5. Now you know what you're afraid of, that you don't want to be afraid, and that it's possible to not be afraid. You probably also know that being afraid of this thing is basically a huge waste of your time because a) it's not really a big deal, or b) there's nothing you can do about it. Now what?

Pray.

Step 5 is to let go of your fear. This can only happen through prayer. Approach God honestly, in whatever words or tones come naturally to you at the moment. You don't have to stand on ceremony, because when you pray God understands you no matter what. He's your pal, and he likes you just the way you are. My prayer was along the lines of "Okay, so this is especially dumb and I get that. But I'm pretty upset by this because of, well, stuff. And I need your help to..y'know...fix that. Because it's especially dumb to be so upset by this because of...stuff. But I'm upset anyway, because of stuff. And I'm scared. And that's not cool. I know there's psychological reasons and all, but it just feels extra short-bus dumb. Aw shoot, that's offensive to some people isn't it? You know what I'm saying. So, ... help. And thanks."

Again, this may feel silly. But it helps.

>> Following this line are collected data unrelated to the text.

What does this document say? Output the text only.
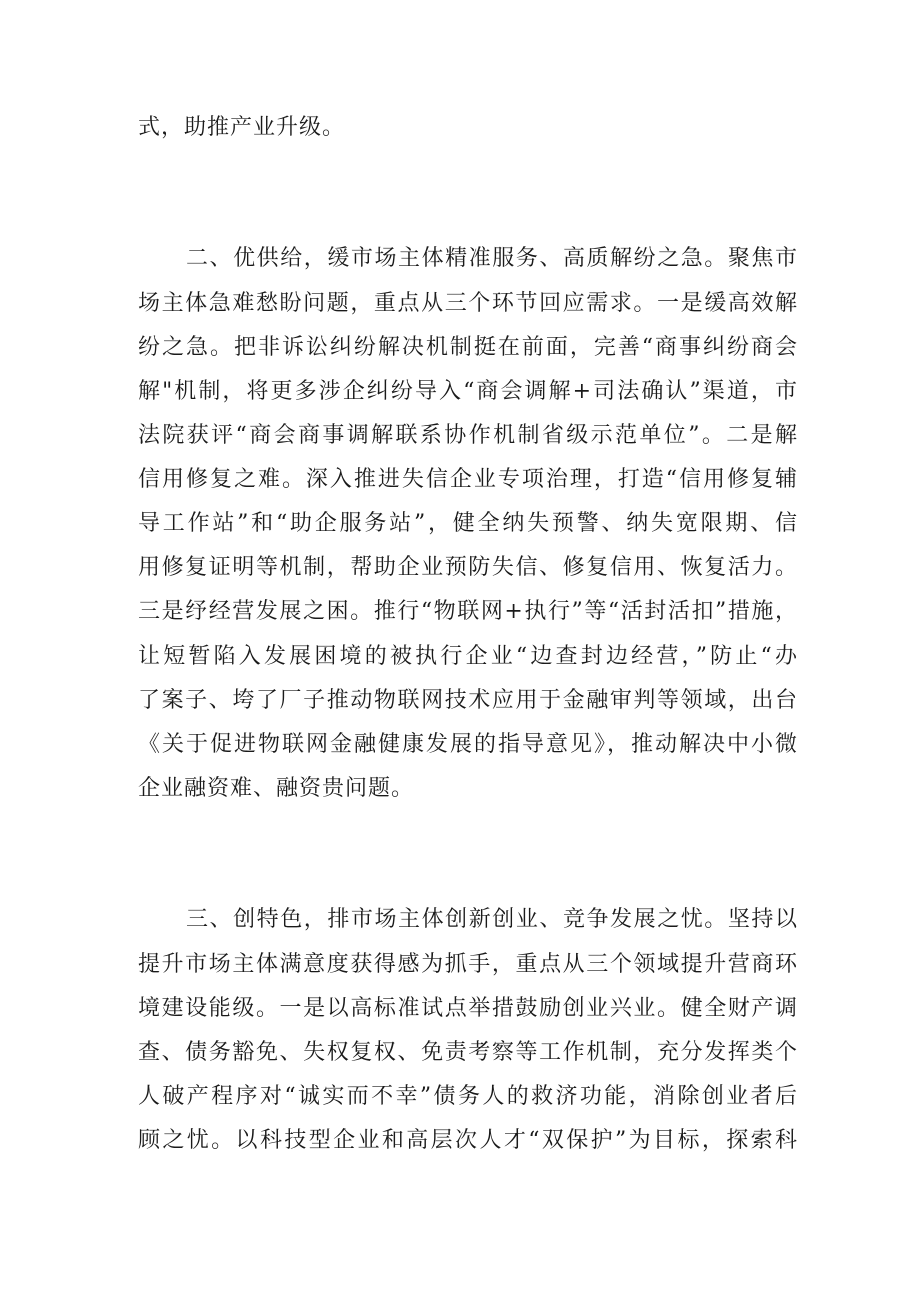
式，助推产业升级。
二、优供给，缓市场主体精准服务、高质解纷之急。聚焦市
场主体急难愁盼问题，重点从三个环节回应需求。一是缓高效解
纷之急。把非诉讼纠纷解决机制挺在前面，完善“商事纠纷商会
解"机制，将更多涉企纠纷导入“商会调解+司法确认”渠道，市
法院获评“商会商事调解联系协作机制省级示范单位”。二是解
信用修复之难。深入推进失信企业专项治理，打造“信用修复辅
导工作站”和“助企服务站”，健全纳失预警、纳失宽限期、信
用修复证明等机制，帮助企业预防失信、修复信用、恢复活力。
三是纾经营发展之困。推行“物联网+执行”等“活封活扣”措施，
让短暂陷入发展困境的被执行企业“边查封边经营，”防止“办
了案子、垮了厂子推动物联网技术应用于金融审判等领域，出台
《关于促进物联网金融健康发展的指导意见》，推动解决中小微
企业融资难、融资贵问题。
三、创特色，排市场主体创新创业、竞争发展之忧。坚持以
提升市场主体满意度获得感为抓手，重点从三个领域提升营商环
境建设能级。一是以高标准试点举措鼓励创业兴业。健全财产调
查、债务豁免、失权复权、免责考察等工作机制，充分发挥类个
人破产程序对“诚实而不幸”债务人的救济功能，消除创业者后
顾之忧。以科技型企业和高层次人才“双保护”为目标，探索科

6. The final step is to get your mind off of your fear. You've established that it's a waste of your time, so move on to something that's not a waste. Read, or write something, maybe sing a song, or run an errand. Just do something else. Anything at all will do so long as you don't keep calling your fear to mind while you're doing it. I bought yarn. Pondering what colors to put into my next project took my mind right off of being so afraid and allowed me to allow God to take care of it for me. When I mentally "checked in" on whether I was still afraid of this potential situation, I was pleasantly surprised to find that all of my fear and anxiety on the issue is gone. Whether it ever happens or not, it's not really a big deal.

So there you have it. Handling fear in six simple steps, aggregated from the information in two awesome books. Where can you use this process in your life?